There has been one direct causation of rising housing costs: supply.

There have been factors influencing lack of supply, and the Greenbelt is one, but the positives of protecting the Greenbelt far outweigh the negatives of letting it be developed. Additionally, the abolishment of the OMB, the strengthening of rent control by the OLP, the increase in development charges, increased usage of Section 37 "community benefits", inclusionary zoning, etc. have all had impacts on the supply.

I'm increasingly coming to the conclusion the province needs to take more planning power away from cities. Places to Grow should be updated with higher density targets in more areas. The OMB has to be brought back or cities like ours will run high density development out of town unless it appeases every onerous request. Section 37 has to be reformed, or ideally, repealed.
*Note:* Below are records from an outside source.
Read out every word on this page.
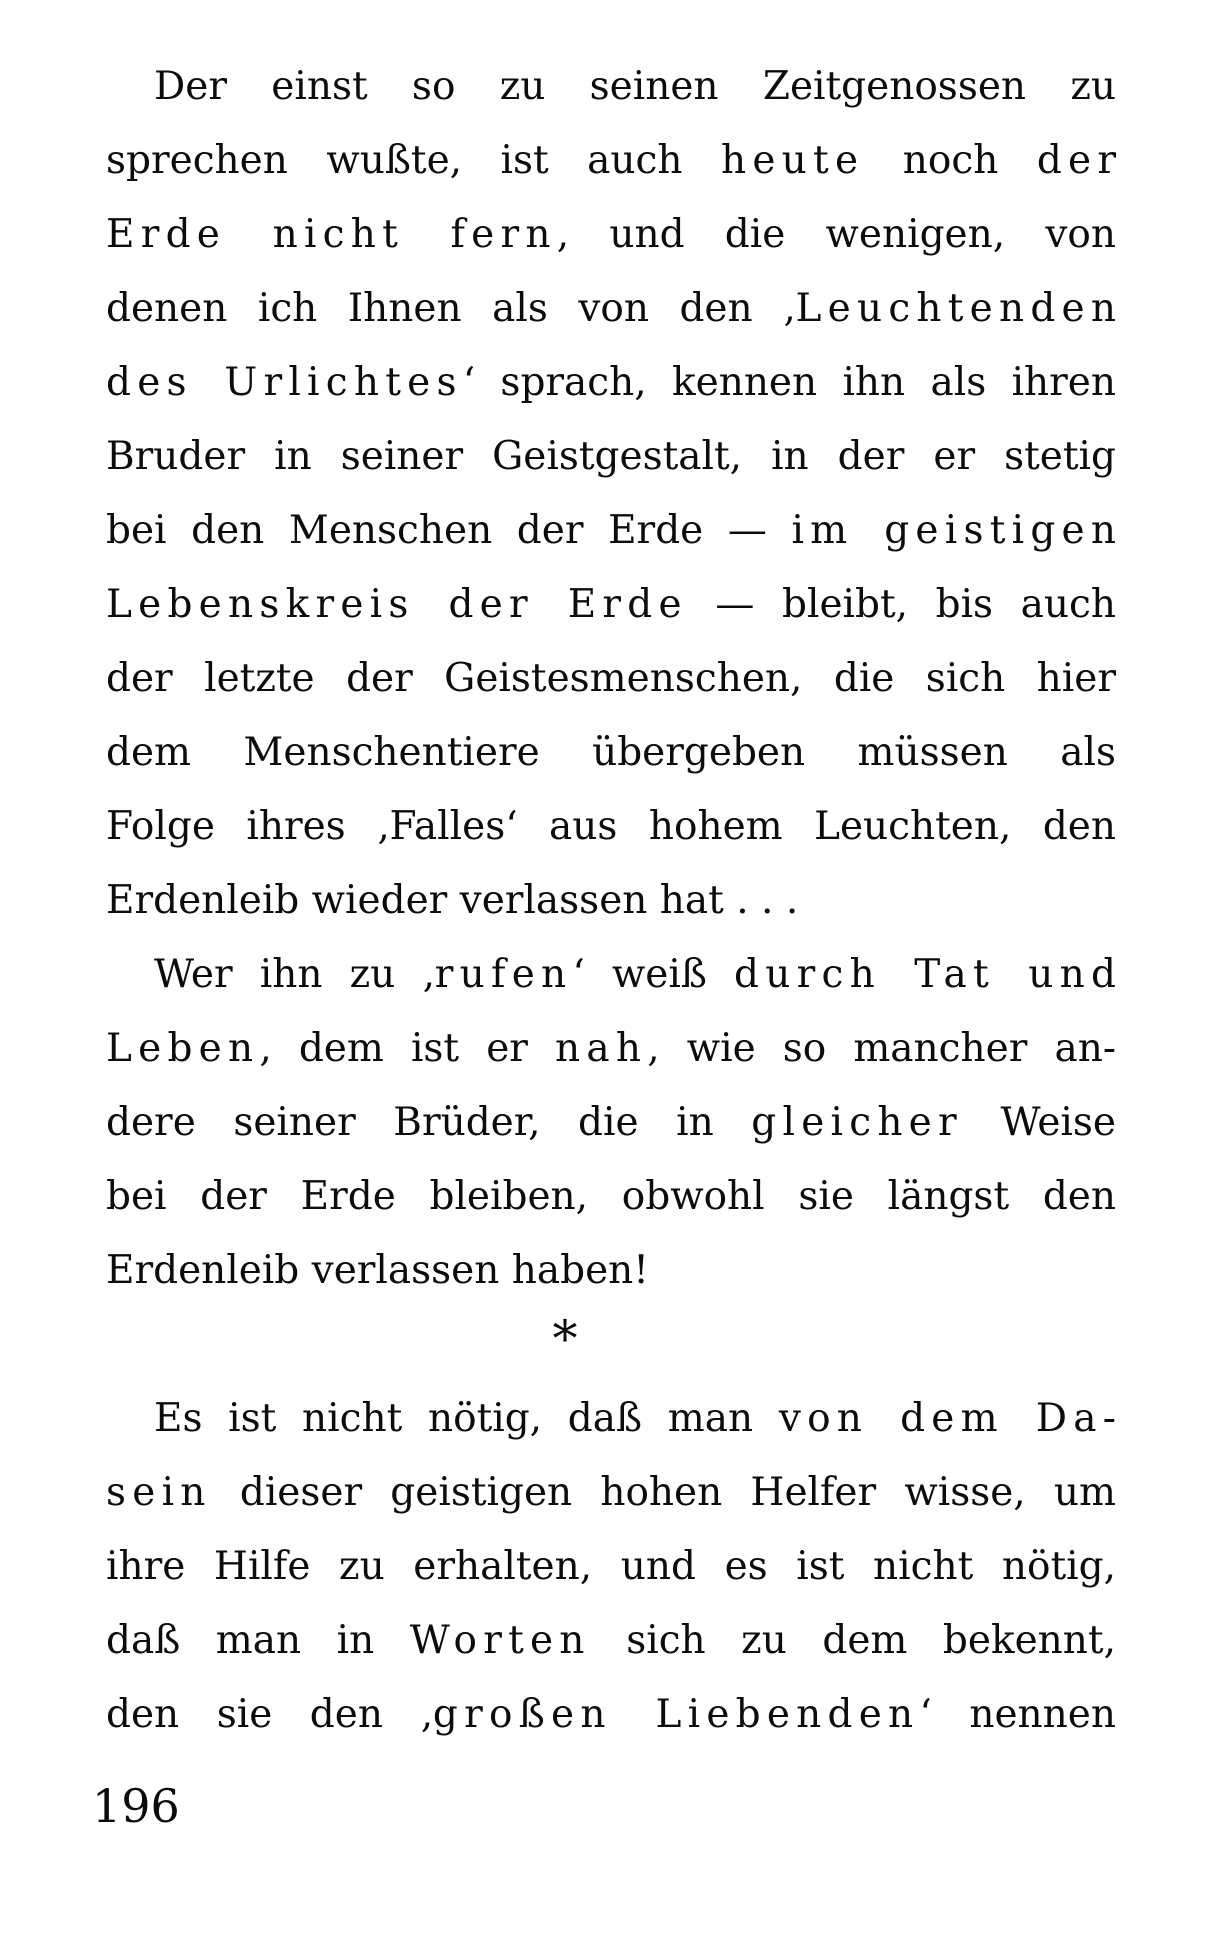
Der einst so zu seinen Zeitgenossen zu
sprechen wußte, ist auch heute noch der
Erde nicht fern, und die wenigen, von
denen ich Ihnen als von den ‚Leuchtenden
des Urlichtes‘ sprach, kennen ihn als ihren
Bruder in seiner Geistgestalt, in der er stetig
bei den Menschen der Erde — im geistigen
Lebenskreis der Erde — bleibt, bis auch
der letzte der Geistesmenschen, die sich hier
dem Menschentiere übergeben müssen als
Folge ihres ‚Falles‘ aus hohem Leuchten, den
Erdenleib wieder verlassen hat . . .
Wer ihn zu ‚rufen‘ weiß durch Tat und
Leben, dem ist er nah, wie so mancher an-
dere seiner Brüder, die in gleicher Weise
bei der Erde bleiben, obwohl sie längst den
Erdenleib verlassen haben!
*
Es ist nicht nötig, daß man von dem Da-
sein dieser geistigen hohen Helfer wisse, um
ihre Hilfe zu erhalten, und es ist nicht nötig,
daß man in Worten sich zu dem bekennt,
den sie den ‚großen Liebenden‘ nennen
196
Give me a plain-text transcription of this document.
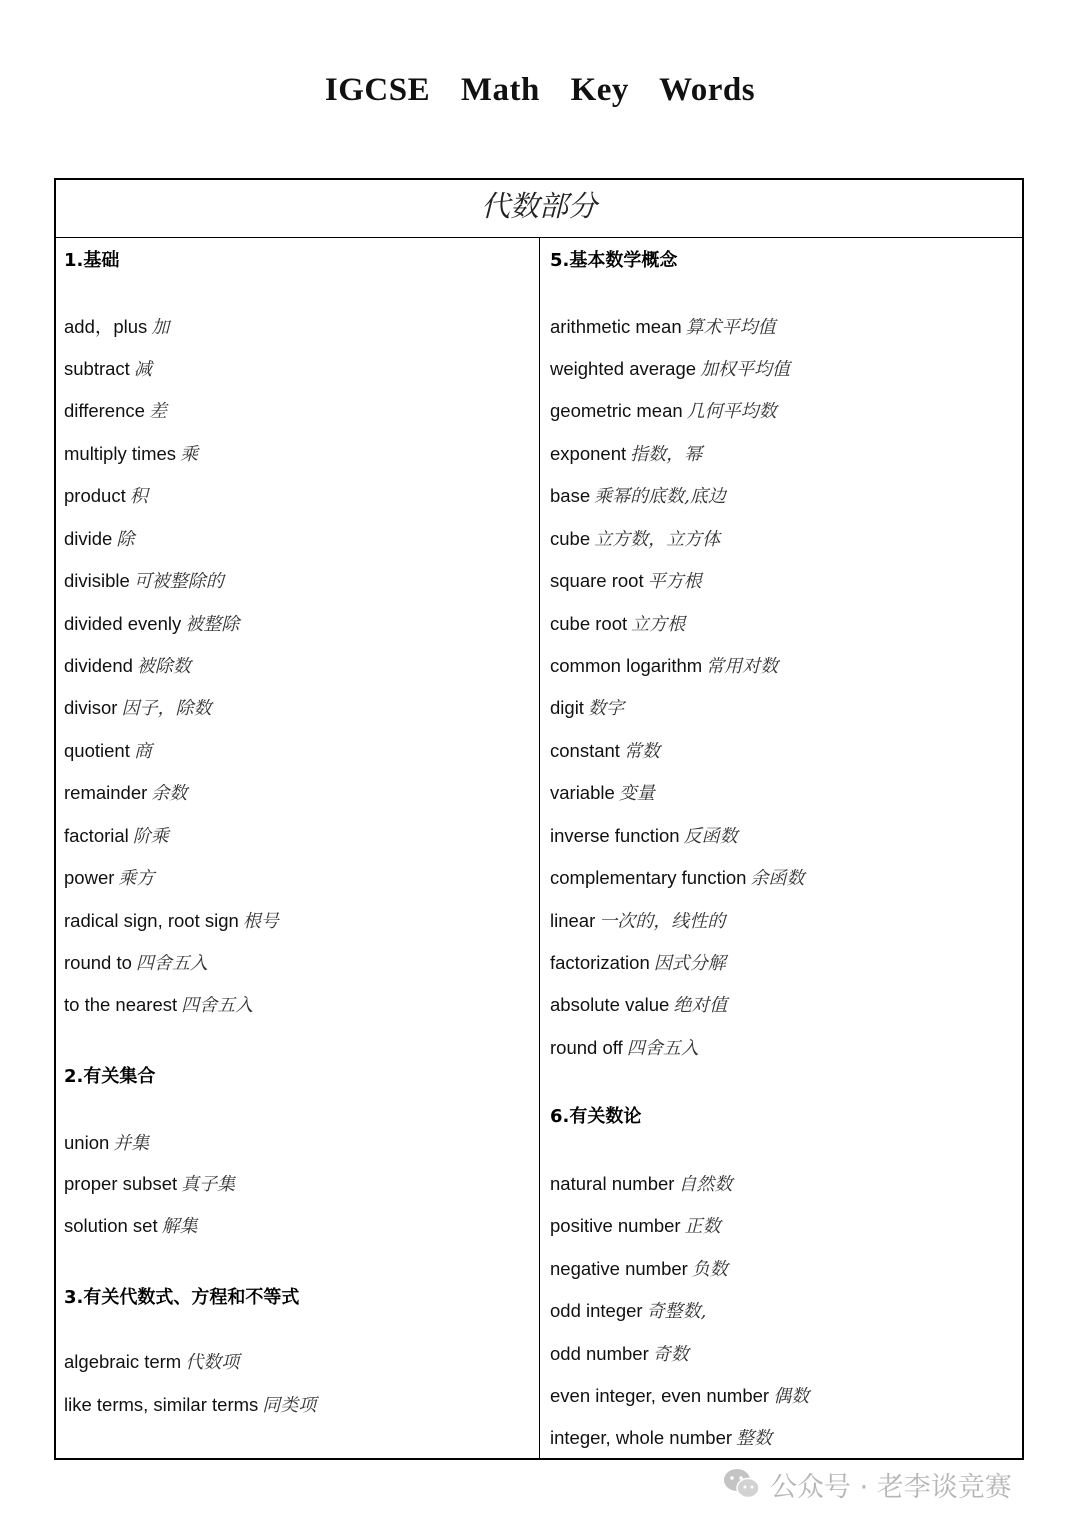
IGCSE Math Key Words
代数部分
1.基础
add，plus 加
subtract 减
difference 差
multiply times 乘
product 积
divide 除
divisible 可被整除的
divided evenly 被整除
dividend 被除数
divisor 因子，除数
quotient 商
remainder 余数
factorial 阶乘
power 乘方
radical sign, root sign 根号
round to 四舍五入
to the nearest 四舍五入
2.有关集合
union 并集
proper subset 真子集
solution set 解集
3.有关代数式、方程和不等式
algebraic term 代数项
like terms, similar terms 同类项
5.基本数学概念
arithmetic mean 算术平均值
weighted average 加权平均值
geometric mean 几何平均数
exponent 指数，幂
base 乘幂的底数,底边
cube 立方数，立方体
square root 平方根
cube root 立方根
common logarithm 常用对数
digit 数字
constant 常数
variable 变量
inverse function 反函数
complementary function 余函数
linear 一次的，线性的
factorization 因式分解
absolute value 绝对值
round off 四舍五入
6.有关数论
natural number 自然数
positive number 正数
negative number 负数
odd integer 奇整数,
odd number 奇数
even integer, even number 偶数
integer, whole number 整数
公众号 · 老李谈竞赛
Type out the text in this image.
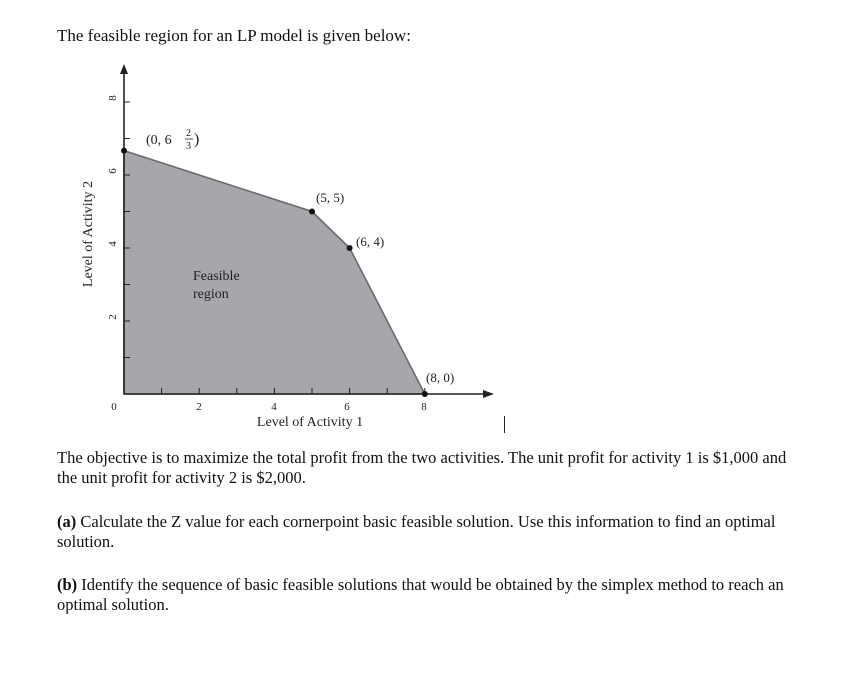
The feasible region for an LP model is given below:

0	2	4	6	8
2
4
6
8
Level of Activity 1
Level of Activity 2	Feasible
region
(0, 6 2
3 )
(5, 5)
(6, 4)
(8, 0)

The objective is to maximize the total profit from the two activities. The unit profit for activity 1 is $1,000 and the unit profit for activity 2 is $2,000.

(a) Calculate the Z value for each cornerpoint basic feasible solution. Use this information to find an optimal solution.

(b) Identify the sequence of basic feasible solutions that would be obtained by the simplex method to reach an optimal solution.
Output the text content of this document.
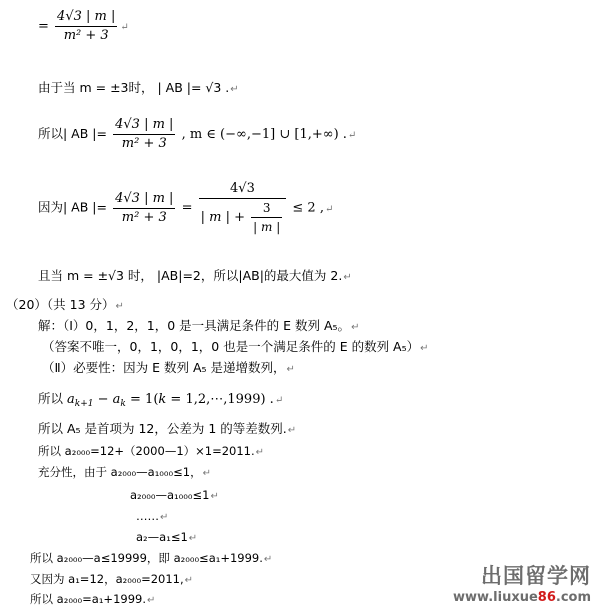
= $\frac{4√3 | m |}{\text{m² + 3}}$ ↵
由于当 m = ±3时， | AB |= √3 .↵
所以| AB |= $\frac{4√3 | m |}{\text{m² + 3}}$ , m ∈ (−∞,−1] ∪ [1,+∞) .↵
因为| AB |= $\frac{4√3 | m |}{\text{m² + 3}} = \frac{4√3}{| m | + \frac{3}{| m |}} \le 2$ ,↵
且当 m = ±√3 时， |AB|=2，所以|AB|的最大值为 2.↵
（20）（共 13 分）↵
解：（Ⅰ）0，1，2，1，0 是一具满足条件的 E 数列 A₅。↵
（答案不唯一，0，1，0，1，0 也是一个满足条件的 E 的数列 A₅）↵
（Ⅱ）必要性：因为 E 数列 A₅ 是递增数列，↵
所以 $a_{k+1} - a_k = 1(k$ = 1,2,⋯,1999) .↵
所以 A₅ 是首项为 12，公差为 1 的等差数列.↵
所以 a₂₀₀₀=12+（2000—1）×1=2011.↵
充分性，由于 a₂₀₀₀—a₁₀₀₀≤1，↵
a₂₀₀₀—a₁₀₀₀≤1↵
……↵
a₂—a₁≤1↵
所以 a₂₀₀₀—a≤19999，即 a₂₀₀₀≤a₁+1999.↵
又因为 a₁=12，a₂₀₀₀=2011,↵
所以 a₂₀₀₀=a₁+1999.↵
出国留学网
www.liuxue86.com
In it's current form, it's essentially legal extortion of new development where the local councilmember can bargain for anything they want from developers of which the costs get passed on not to the general community that the "community benefits" are benefiting, but on to the few people who will buy or rent in that development. I was watching TVO last night and the Green Leader Mike Schreiner called for 20% inclusionary zoning provincewide. If you want to kill the housing market even further, thats how you do it. The costs inclusionary zoning, like "community benefits", gets passed on to the buyers or renters in that one building. The only inclusionary zoning that would have a truly minimal effect on the housing market, in my opinion and research, would be one where the city or province has the right to purchase/manage say 5-10% of the new units at their market price and then rent them out, otherwise you are unfairly pushing the cost of those on to a select few and driving up the cost of new market housing which should never be the goal.
I agree. Why should buyers and renters of a new building have to pay for social housing? That should fall on all of us. Although it is very convenient for current taxpayers.